Parameter-efficient fine-tuning with LoRA (\(r=128, \alpha=256\)); \(\lambda_{\text{flow}} = \lambda_{\text{decouple}} = 1.0\), temperature \(\tau = 0.07\), learning rate \(2\times10^{-5}\), AdamW, batch size 64, 15 epochs on 8× A800. Retained embeddings and null-space projectors are pre-computed offline.

Key Experimental Results

Main Results

Evaluated on UOD-Bench covering OD/PG/REC tasks with forgetting ratios (1%–15%) using LLM-Det (Swin-T) and GroundingDINO (Swin-L). Metrics: Forget mAP (↓), Retain mAP (↑), U-Score (harmonic mean of the two, ↑).

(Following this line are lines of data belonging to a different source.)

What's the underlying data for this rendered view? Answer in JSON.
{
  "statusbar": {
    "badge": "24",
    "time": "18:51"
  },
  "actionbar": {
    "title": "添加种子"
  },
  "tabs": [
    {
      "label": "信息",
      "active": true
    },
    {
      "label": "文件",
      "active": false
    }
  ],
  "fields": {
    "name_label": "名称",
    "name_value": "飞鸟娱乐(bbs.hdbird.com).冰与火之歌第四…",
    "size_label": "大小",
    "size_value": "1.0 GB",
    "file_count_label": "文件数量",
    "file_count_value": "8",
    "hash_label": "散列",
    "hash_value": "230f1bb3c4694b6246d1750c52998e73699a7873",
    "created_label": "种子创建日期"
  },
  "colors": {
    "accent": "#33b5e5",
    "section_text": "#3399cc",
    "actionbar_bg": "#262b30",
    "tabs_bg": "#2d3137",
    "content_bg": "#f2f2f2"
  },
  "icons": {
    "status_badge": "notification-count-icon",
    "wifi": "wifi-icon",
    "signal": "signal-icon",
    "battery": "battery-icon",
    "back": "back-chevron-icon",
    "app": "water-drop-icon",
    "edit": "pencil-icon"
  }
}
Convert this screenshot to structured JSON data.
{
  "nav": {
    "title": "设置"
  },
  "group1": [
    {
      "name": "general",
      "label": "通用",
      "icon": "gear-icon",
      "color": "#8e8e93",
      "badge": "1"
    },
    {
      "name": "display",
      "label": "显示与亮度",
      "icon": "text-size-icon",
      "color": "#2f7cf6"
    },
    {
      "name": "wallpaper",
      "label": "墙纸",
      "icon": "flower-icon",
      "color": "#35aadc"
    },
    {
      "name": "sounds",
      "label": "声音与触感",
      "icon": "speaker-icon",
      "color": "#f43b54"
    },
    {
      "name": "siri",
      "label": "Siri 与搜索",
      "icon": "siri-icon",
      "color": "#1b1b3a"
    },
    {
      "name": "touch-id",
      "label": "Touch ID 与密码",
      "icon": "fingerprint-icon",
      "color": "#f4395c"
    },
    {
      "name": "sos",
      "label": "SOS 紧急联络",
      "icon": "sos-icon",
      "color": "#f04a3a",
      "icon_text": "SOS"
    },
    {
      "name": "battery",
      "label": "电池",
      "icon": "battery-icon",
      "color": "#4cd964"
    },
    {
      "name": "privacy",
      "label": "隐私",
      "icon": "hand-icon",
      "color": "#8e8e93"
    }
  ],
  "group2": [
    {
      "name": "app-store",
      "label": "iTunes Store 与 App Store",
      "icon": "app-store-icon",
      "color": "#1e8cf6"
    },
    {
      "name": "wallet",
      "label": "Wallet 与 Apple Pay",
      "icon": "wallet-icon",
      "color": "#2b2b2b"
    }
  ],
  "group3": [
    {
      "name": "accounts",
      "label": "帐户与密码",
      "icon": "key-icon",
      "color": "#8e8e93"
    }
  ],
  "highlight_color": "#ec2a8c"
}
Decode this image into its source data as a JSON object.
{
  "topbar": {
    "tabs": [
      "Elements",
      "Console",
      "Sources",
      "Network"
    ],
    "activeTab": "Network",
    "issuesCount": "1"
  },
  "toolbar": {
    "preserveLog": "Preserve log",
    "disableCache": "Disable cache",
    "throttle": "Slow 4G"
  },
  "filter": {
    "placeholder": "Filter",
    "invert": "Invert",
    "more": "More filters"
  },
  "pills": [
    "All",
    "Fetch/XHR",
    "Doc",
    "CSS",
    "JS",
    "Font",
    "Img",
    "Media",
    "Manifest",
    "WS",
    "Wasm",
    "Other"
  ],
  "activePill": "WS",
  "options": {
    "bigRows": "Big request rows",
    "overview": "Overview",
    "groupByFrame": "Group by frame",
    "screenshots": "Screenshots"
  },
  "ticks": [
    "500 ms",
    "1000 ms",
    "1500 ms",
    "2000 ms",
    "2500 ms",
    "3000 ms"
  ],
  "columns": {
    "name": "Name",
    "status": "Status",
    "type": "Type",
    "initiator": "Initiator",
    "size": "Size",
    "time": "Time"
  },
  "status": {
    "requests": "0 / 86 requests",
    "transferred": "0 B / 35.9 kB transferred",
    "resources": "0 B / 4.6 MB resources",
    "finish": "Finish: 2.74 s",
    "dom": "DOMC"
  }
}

Ratio Method Forget mAP↓ Retain mAP↑ U-Score↑
1% Vanilla 58.0 20.7 -
1% NPO 50.5 15.2 10.0
1% MultiDelete 47.3 16.0 12.5
1% Ours 17.8 16.6 23.5
15% NPO 29.1 14.1 5.6
15% Ours 22.3 17.2 12.9

At a 1% ratio, SafeDetect suppresses target mAP to 17.8 (vs. NPO's 50.5), a 64.75% relative improvement in efficacy, while maintaining higher retention.

Zero-shot generalization (LVIS-minival / COCO):

Ratio Metric NPO Ours
1% LVIS AP↑ 31.2 38.5
1% COCO AP↑ 40.5 48.2
Avg. Drop LVIS AP 14.2 8.3

Ablation Study

Ablation of core components (LLM-Det Swin-T, OD task):

Config Forget mAP↓ (1%) Retain mAP↑ (1%) U-Score↑ (1%)
Vanilla 58.0 20.7 -
Null-space only 42.5 18.2 16.7
Null-space + mean-flow 28.5 17.8 22.2
SafeDetect (Full) 17.8 16.6 23.5

Key Findings

  • Component Roles: Null-space alone cannot fully "clean" the target (Forget mAP 42.5). Adding mean-flow and decoupling is essential for deletion, while the null space is the primary protector of retained concepts.
  • Layer Selection matters: Decoupling at the bbox head destroys Retain mAP (14.3); doing it via decoder queries is stable and yields a U-Score of 23.5.
  • Synonym Robustness: Under synonym replacement (dog→canine), Ours' Forget mAP only increases by +2.9, whereas NPO jumps by +15.3, indicating NPO only removes specific words while SafeDetect removes concepts.
  • Efficiency: SafeDetect converges within ~500 steps, 1.5× faster than iterative methods.

Highlights & Insights

  • Root Cause Diagnosis: Attributing "over-forgetting" to a quantifiable geometric metric—the update's projection onto the retained subspace \(\langle \Delta W_f, \mathbf{f}_c \rangle\).
  • Hard Constraint Unlearning: Moving "security constraints" from the loss layer (soft) to the parameter space (hard). Offline pre-computation of \(P_{\text{null}}\) avoids hyperparameter tuning and provides mathematical protection.
  • Surface vs. Deep Unlearning: Recognizing that suppressing output heads is merely "forcing the model to lie," and implementing semantic repulsion in universal localization tokens (decoder queries) to ensure true unlearning.

Limitations & Future Work

  • Projector quality depends on the retention set \(F_r\) and threshold \(\varepsilon\); SVD truncation errors with extremely large/fine-grained vocabularies remain undiscussed.
  • The geometric protection assumes "linearly decomposable VLM embeddings"; it may vary for non-linear alignment structures.
  • Sequential unlearning (multiple rounds of deletion) and its impact on subspace drift have not been explored.
  • vs. NPO / GA: These rely on soft balancing, where updates inevitably "leak" into retained subspaces. SafeDetect's null-space constraint eliminates this at the source.
  • vs. MultiDelete: While MultiDelete uses decoupling, it lacks geometric protection, failing to keep related concepts intact.
  • Benchmarks: Unlike TOFU or MUSE which focus on generation, UOD-Bench provides the first unified benchmark for OvOD (OD/PG/REC tasks, 14.7K images).

Rating

  • Novelty: ⭐⭐⭐⭐⭐ Clear geometric diagnosis and elegant null-space solution for OvOD.
  • Experimental Thoroughness: ⭐⭐⭐⭐ Comprehensive tasks and robustness tests, though lacks sequential unlearning scale tests.
  • Writing Quality: ⭐⭐⭐⭐ Logical flow from diagnosis to derivation.
  • Value: ⭐⭐⭐⭐⭐ Directly addresses real-world privacy/compliance needs for OvOD deployment with low computational cost and high security.